Yesterday I made some new friends – the Crossroads Community Church in Chicago. This congregation, affiliated with the Reformed Church in America, gathers for worship near Midway Airport, on the southwest side of Chicago. I had the privilege of teaching disciples on prayer. Together we looked at that fascinating story recorded by Mark (9:14-29) where a father asks the apostles (nine of the twelve) to exorcise an evil spirit from his son. While the apostles had been given authority by Jesus for such a work and had experienced success doing so, on this occasion they couldn’t heal this father’s son. So, Jesus stepped in and got the job done. Later that day, the apostles asked, “Why couldn’t we cast it out?” And Jesus replied, “That kind of Spirit can only be driven out through prayer” (NIV).
As I reflected on that passage, it seemed clear that Jesus wasn’t encouraging the apostles to pray harder and longer. I think it safe to assume that the apostles prayed before attempting to cast out the demon.
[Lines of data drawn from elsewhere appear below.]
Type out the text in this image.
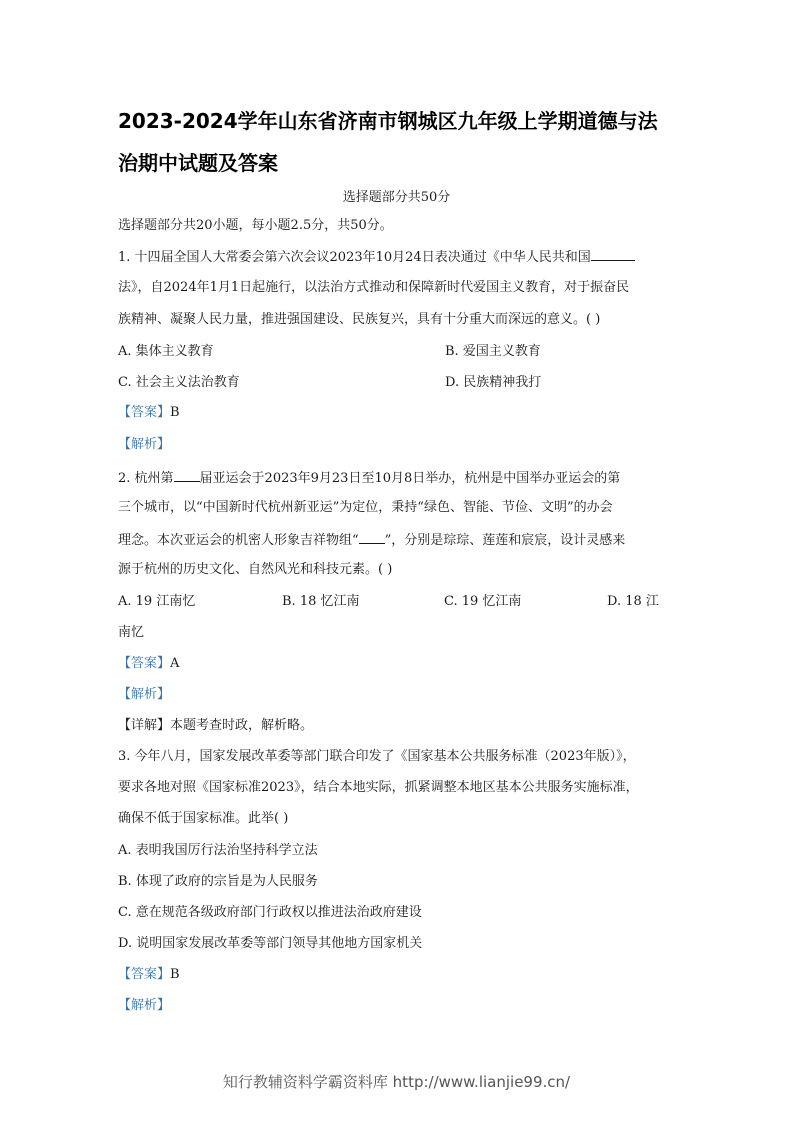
2023-2024学年山东省济南市钢城区九年级上学期道德与法
治期中试题及答案
选择题部分共50分
选择题部分共20小题，每小题2.5分，共50分。
1. 十四届全国人大常委会第六次会议2023年10月24日表决通过《中华人民共和国
法》，自2024年1月1日起施行，以法治方式推动和保障新时代爱国主义教育，对于振奋民
族精神、凝聚人民力量，推进强国建设、民族复兴，具有十分重大而深远的意义。( )
A. 集体主义教育	B. 爱国主义教育
C. 社会主义法治教育	D. 民族精神我打
【答案】B
【解析】
2. 杭州第 届亚运会于2023年9月23日至10月8日举办，杭州是中国举办亚运会的第
三个城市，以“中国新时代杭州新亚运”为定位，秉持“绿色、智能、节俭、文明”的办会
理念。本次亚运会的机密人形象吉祥物组“ ”，分别是琮琮、莲莲和宸宸，设计灵感来
源于杭州的历史文化、自然风光和科技元素。( )
A. 19 江南忆	B. 18 忆江南	C. 19 忆江南	D. 18 江
南忆
【答案】A
【解析】
【详解】本题考查时政，解析略。
3. 今年八月，国家发展改革委等部门联合印发了《国家基本公共服务标准（2023年版）》，
要求各地对照《国家标准2023》，结合本地实际，抓紧调整本地区基本公共服务实施标准，
确保不低于国家标准。此举( )
A. 表明我国厉行法治坚持科学立法
B. 体现了政府的宗旨是为人民服务
C. 意在规范各级政府部门行政权以推进法治政府建设
D. 说明国家发展改革委等部门领导其他地方国家机关
【答案】B
【解析】
知行教辅资料学霸资料库 http://www.lianjie99.cn/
We may also assume they used the right formula for casting out a demon – the name of Jesus. Jesus, in other words, was not criticizing their technique. He was not suggesting that if the apostles tried a little harder, prayed a little longer, added some fasting, that then they would have healed the boy.
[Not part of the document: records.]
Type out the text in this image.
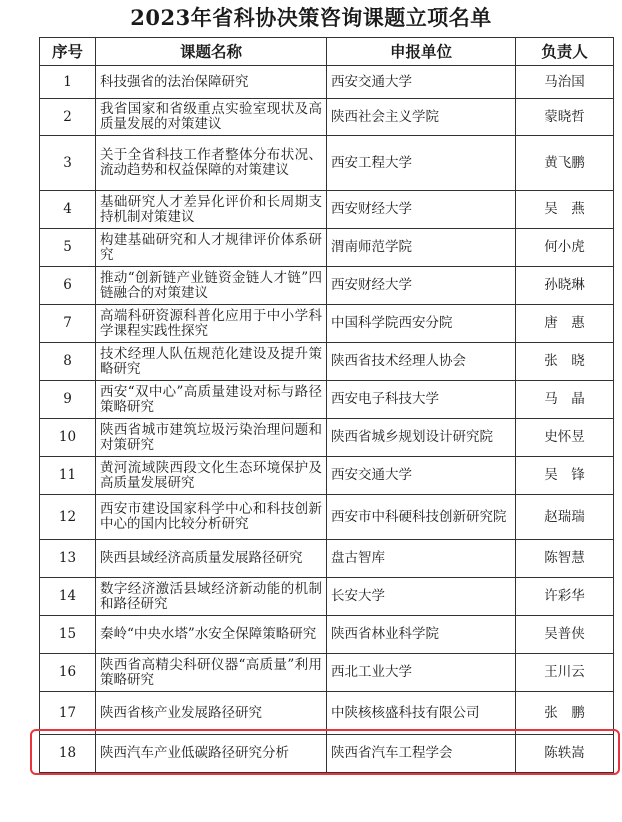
2023年省科协决策咨询课题立项名单
序号	课题名称	申报单位	负责人
1	科技强省的法治保障研究	西安交通大学	马治国
2	我省国家和省级重点实验室现状及高质量发展的对策建议	陕西社会主义学院	蒙晓哲
3	关于全省科技工作者整体分布状况、流动趋势和权益保障的对策建议	西安工程大学	黄飞鹏
4	基础研究人才差异化评价和长周期支持机制对策建议	西安财经大学	吴　燕
5	构建基础研究和人才规律评价体系研究	渭南师范学院	何小虎
6	推动“创新链产业链资金链人才链”四链融合的对策建议	西安财经大学	孙晓琳
7	高端科研资源科普化应用于中小学科学课程实践性探究	中国科学院西安分院	唐　惠
8	技术经理人队伍规范化建设及提升策略研究	陕西省技术经理人协会	张　晓
9	西安“双中心”高质量建设对标与路径策略研究	西安电子科技大学	马　晶
10	陕西省城市建筑垃圾污染治理问题和对策研究	陕西省城乡规划设计研究院	史怀昱
11	黄河流域陕西段文化生态环境保护及高质量发展研究	西安交通大学	吴　锋
12	西安市建设国家科学中心和科技创新中心的国内比较分析研究	西安市中科硬科技创新研究院	赵瑞瑞
13	陕西县域经济高质量发展路径研究	盘古智库	陈智慧
14	数字经济激活县域经济新动能的机制和路径研究	长安大学	许彩华
15	秦岭“中央水塔”水安全保障策略研究	陕西省林业科学院	吴普侠
16	陕西省高精尖科研仪器“高质量”利用策略研究	西北工业大学	王川云
17	陕西省核产业发展路径研究	中陕核核盛科技有限公司	张　鹏
18	陕西汽车产业低碳路径研究分析	陕西省汽车工程学会	陈轶嵩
Following the lead of New Testament scholar William Lane (in his New International Commentary on Mark), I suggest that Jesus was encouraging the apostles to adopt an attitude of “full reliance upon the unlimited power of God expressed through prayer.” Here’s Lane’s take:
The apostles had been tempted to believe that the gift they had received from Jesus (6:7) was in their control and could be exercised at their disposal. This was a subtle form of unbelief, for it encouraged them to trust in themselves rather than in God. They had to learn that their previous success in expelling demons provided no guarantee of continued power. Rather the power of God must be asked for on each occasion in radical reliance upon his ability alone.
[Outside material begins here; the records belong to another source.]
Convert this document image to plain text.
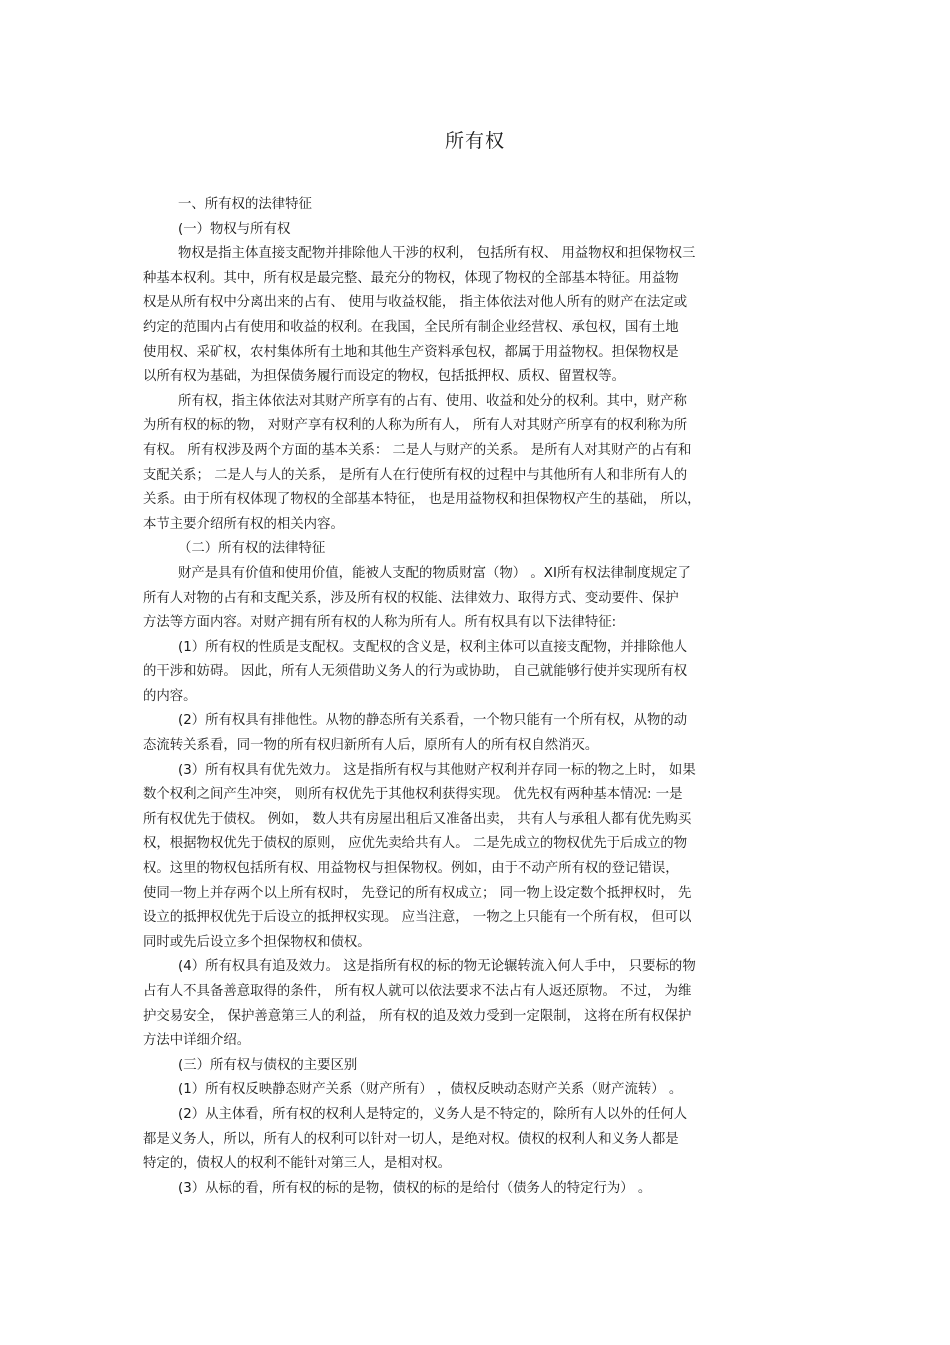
所有权
一、所有权的法律特征
(一）物权与所有权
物权是指主体直接支配物并排除他人干涉的权利， 包括所有权、 用益物权和担保物权三
种基本权利。其中，所有权是最完整、最充分的物权，体现了物权的全部基本特征。用益物
权是从所有权中分离出来的占有、 使用与收益权能， 指主体依法对他人所有的财产在法定或
约定的范围内占有使用和收益的权利。在我国，全民所有制企业经营权、承包权，国有土地
使用权、采矿权，农村集体所有土地和其他生产资料承包权，都属于用益物权。担保物权是
以所有权为基础，为担保债务履行而设定的物权，包括抵押权、质权、留置权等。
所有权，指主体依法对其财产所享有的占有、使用、收益和处分的权利。其中，财产称
为所有权的标的物， 对财产享有权利的人称为所有人， 所有人对其财产所享有的权利称为所
有权。 所有权涉及两个方面的基本关系： 二是人与财产的关系。 是所有人对其财产的占有和
支配关系； 二是人与人的关系， 是所有人在行使所有权的过程中与其他所有人和非所有人的
关系。由于所有权体现了物权的全部基本特征， 也是用益物权和担保物权产生的基础， 所以，
本节主要介绍所有权的相关内容。
（二）所有权的法律特征
财产是具有价值和使用价值，能被人支配的物质财富（物） 。XI所有权法律制度规定了
所有人对物的占有和支配关系，涉及所有权的权能、法律效力、取得方式、变动要件、保护
方法等方面内容。对财产拥有所有权的人称为所有人。所有权具有以下法律特征:
(1）所有权的性质是支配权。支配权的含义是，权利主体可以直接支配物，并排除他人
的干涉和妨碍。 因此，所有人无须借助义务人的行为或协助， 自己就能够行使并实现所有权
的内容。
(2）所有权具有排他性。从物的静态所有关系看，一个物只能有一个所有权，从物的动
态流转关系看，同一物的所有权归新所有人后，原所有人的所有权自然消灭。
(3）所有权具有优先效力。 这是指所有权与其他财产权利并存同一标的物之上时， 如果
数个权利之间产生冲突， 则所有权优先于其他权利获得实现。 优先权有两种基本情况: 一是
所有权优先于债权。 例如， 数人共有房屋出租后又准备出卖， 共有人与承租人都有优先购买
权，根据物权优先于债权的原则， 应优先卖给共有人。 二是先成立的物权优先于后成立的物
权。这里的物权包括所有权、用益物权与担保物权。例如，由于不动产所有权的登记错误，
使同一物上并存两个以上所有权时， 先登记的所有权成立； 同一物上设定数个抵押权时， 先
设立的抵押权优先于后设立的抵押权实现。 应当注意， 一物之上只能有一个所有权， 但可以
同时或先后设立多个担保物权和债权。
(4）所有权具有追及效力。 这是指所有权的标的物无论辗转流入何人手中， 只要标的物
占有人不具备善意取得的条件， 所有权人就可以依法要求不法占有人返还原物。 不过， 为维
护交易安全， 保护善意第三人的利益， 所有权的追及效力受到一定限制， 这将在所有权保护
方法中详细介绍。
(三）所有权与债权的主要区别
(1）所有权反映静态财产关系（财产所有） ，债权反映动态财产关系（财产流转） 。
(2）从主体看，所有权的权利人是特定的，义务人是不特定的，除所有人以外的任何人
都是义务人，所以，所有人的权利可以针对一切人，是绝对权。债权的权利人和义务人都是
特定的，债权人的权利不能针对第三人，是相对权。
(3）从标的看，所有权的标的是物，债权的标的是给付（债务人的特定行为） 。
If Lane’s interpretation is correct, then Jesus encouraged the apostles – and now us – to remember that the proper attitude for prayer is humble dependence upon the Lord. In prayer, we acknowledge that we have come to the end of our strength; we proclaim to the Lord “You are my refuge and strength, my help in this time of need;” we profess with the apostle Paul that when we are weak, we become strong.
That’s a good reminder for pastors and leaders of local congregations. It is too easy to place our trust in our systems, processes, networks of relationships, previous successes, and more. The beginning place for any pastor or congregation preparing to turn the page is prayer – not as technique, but as a sign of humble dependence upon the Lord who can do more than we could ever imagine.